Restrictive or Liberal Transfusion Strategy in Myocardial Infarction and Anemia
Abstract
The MINT trial randomized 3504 patients with acute myocardial infarction (type 1 or type 2) and anemia (Hb <10 g/dL) to a restrictive transfusion strategy (trigger: Hb <7–8 g/dL) or liberal strategy (Hb <10 g/dL). Over 30 days, the primary composite outcome of death or MI occurred in 16.9% vs. 14.5% (RR 1.15; 95% CI: 0.99–1.34; P = 0.07). Death (9.9% vs. 8.3%; RR 1.19) and MI (8.5% vs. 7.2%; RR 1.19) favored the liberal approach, though results were not statistically significant.

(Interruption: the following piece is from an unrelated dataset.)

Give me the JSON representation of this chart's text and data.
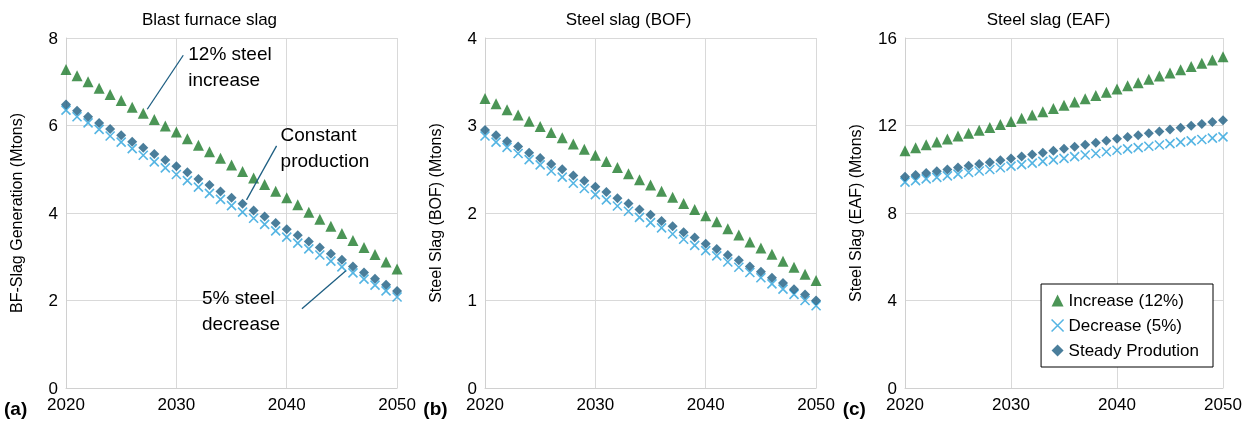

Total red-cell units transfused: 4325 vs. 1237. Cardiac death (5.5% vs. 3.2%; RR 1.74) was significantly lower with the liberal strategy. Heart failure rates were similar, while transfusion-associated cardiac overload (TACO) was more frequent with liberal transfusion. Subgroup analysis showed greater benefit in type 1 MI and low eGFR. Authors conclude liberal transfusion did not significantly lower death/MI, but restrictive strategy may introduce harm. Findings challenge previous generalizations favoring restrictive transfusion across all patient populations.